- It was very sarcastic toward pantsers. I felt like my methods were being sneered at because I didn’t outline.
- It did so much marketing I was ready to throw the book against a wall. I felt it was a giant infomercial.
Thankfully, the marketing is toned down. It is also not quite as nasty to pantsers, but it still suffers from not getting what pantsers are. The author admits in the book that he’s gotten some “venom” on the pantsers vs. outliners side.
Yup. I get why.
The book is a in-depth look at basic elements of writing a story using the techniques for Story Engineering. This includes a screenwriting technique for plot points and beats.

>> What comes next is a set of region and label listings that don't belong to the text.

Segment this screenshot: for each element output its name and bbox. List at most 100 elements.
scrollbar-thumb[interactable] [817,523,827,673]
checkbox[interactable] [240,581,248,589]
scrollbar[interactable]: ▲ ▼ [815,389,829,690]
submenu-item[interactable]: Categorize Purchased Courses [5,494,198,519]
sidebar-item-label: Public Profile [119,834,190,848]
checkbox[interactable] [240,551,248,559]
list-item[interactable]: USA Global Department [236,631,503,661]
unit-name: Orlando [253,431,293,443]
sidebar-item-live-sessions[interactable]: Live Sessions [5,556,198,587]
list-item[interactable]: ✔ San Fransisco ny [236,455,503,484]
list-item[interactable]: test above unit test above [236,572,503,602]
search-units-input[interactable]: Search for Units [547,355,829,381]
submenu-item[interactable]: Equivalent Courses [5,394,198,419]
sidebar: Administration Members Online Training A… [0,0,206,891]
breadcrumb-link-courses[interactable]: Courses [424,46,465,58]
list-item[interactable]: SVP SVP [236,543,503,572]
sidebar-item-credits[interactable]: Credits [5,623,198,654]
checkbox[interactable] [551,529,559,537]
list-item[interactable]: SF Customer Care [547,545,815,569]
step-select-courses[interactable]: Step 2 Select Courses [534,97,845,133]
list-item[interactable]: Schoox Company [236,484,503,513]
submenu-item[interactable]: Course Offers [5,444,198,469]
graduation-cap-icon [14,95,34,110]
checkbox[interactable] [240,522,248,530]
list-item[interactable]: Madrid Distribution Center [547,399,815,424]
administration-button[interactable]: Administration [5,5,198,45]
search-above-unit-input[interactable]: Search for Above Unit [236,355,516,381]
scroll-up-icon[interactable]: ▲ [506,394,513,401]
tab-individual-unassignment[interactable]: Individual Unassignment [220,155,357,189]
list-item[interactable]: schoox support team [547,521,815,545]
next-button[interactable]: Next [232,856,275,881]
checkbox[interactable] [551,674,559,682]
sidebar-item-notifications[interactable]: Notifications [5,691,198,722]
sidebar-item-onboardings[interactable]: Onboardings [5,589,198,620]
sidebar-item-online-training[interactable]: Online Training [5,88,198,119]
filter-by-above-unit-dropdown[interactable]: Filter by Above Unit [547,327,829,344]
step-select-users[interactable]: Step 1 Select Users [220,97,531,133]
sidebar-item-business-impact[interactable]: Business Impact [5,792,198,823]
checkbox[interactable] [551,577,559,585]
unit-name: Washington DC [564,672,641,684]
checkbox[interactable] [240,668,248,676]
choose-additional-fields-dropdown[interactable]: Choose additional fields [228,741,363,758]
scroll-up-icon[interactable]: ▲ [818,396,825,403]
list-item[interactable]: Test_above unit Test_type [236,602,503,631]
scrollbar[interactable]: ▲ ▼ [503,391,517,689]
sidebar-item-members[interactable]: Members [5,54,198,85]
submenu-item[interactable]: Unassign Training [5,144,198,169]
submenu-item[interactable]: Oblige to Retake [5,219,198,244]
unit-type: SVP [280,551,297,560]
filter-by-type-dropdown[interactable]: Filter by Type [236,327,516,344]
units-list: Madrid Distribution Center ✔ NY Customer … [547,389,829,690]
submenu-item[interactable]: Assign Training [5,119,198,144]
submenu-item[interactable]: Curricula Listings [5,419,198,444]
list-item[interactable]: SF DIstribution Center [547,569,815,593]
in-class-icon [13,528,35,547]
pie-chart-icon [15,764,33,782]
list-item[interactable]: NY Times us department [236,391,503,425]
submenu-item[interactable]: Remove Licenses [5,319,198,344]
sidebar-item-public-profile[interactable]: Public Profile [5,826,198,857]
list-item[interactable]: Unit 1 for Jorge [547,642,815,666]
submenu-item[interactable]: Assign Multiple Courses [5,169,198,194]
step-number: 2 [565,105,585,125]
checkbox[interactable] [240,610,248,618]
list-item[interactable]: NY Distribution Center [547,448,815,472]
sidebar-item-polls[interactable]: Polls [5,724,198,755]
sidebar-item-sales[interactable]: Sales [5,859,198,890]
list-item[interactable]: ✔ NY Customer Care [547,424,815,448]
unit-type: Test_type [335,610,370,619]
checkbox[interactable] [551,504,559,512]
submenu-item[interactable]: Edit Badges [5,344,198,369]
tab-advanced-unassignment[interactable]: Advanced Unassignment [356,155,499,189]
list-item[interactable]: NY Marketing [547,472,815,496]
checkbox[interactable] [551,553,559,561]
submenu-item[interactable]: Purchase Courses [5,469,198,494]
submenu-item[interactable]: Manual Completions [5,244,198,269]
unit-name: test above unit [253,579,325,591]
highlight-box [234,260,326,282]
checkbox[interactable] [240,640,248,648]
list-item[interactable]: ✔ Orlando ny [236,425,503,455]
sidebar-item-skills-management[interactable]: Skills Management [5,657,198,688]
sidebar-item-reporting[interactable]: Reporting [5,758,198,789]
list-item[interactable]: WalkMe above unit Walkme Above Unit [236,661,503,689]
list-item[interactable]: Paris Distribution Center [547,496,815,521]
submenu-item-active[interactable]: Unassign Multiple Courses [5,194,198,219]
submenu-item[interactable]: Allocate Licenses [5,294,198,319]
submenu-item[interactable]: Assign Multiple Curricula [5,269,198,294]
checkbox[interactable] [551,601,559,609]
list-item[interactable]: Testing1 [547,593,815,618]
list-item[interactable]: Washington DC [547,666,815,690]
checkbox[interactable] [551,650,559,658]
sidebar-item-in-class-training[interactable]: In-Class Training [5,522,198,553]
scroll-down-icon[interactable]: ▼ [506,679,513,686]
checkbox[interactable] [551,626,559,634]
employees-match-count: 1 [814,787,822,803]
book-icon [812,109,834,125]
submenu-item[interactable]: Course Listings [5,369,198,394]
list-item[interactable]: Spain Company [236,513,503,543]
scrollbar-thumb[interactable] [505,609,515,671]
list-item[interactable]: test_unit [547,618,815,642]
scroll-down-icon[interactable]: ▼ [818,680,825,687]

The writing tends toward lecturing rather than teaching — there’s a lot of “writers do this wrong” that becomes annoying.
In my opinion, Story Physics is nothing new and doesn’t stand out except for the problem with pantsers.
Story Physics tries to make it out that the underlying techniques are the same for both, and then gives outlining techniques. If I tried to write to the book’s plot points and beat techniques, I would end up writing to fit the plot points. I’d have structure like the book proclaims, but a poorly written, mechanical story that would never get published.
There’s a lack of understanding about how pantsers work. I’ve seen this with outliners. Some can’t comprehend how pantsers can produce anything. Writing without an outline is very alien to them, and they try to make out that the pantser must be doing some form of it (stated in the book) and just not calling it an outline. The book further mentions that no one can come up with a book like Dan Brown’s by pantsing and expresses disbelief at anyone being able to produce a coherent book without knowing where it’s going.
The result is a book that’s more about marketing a system than respecting that writers can have different approaches to their process.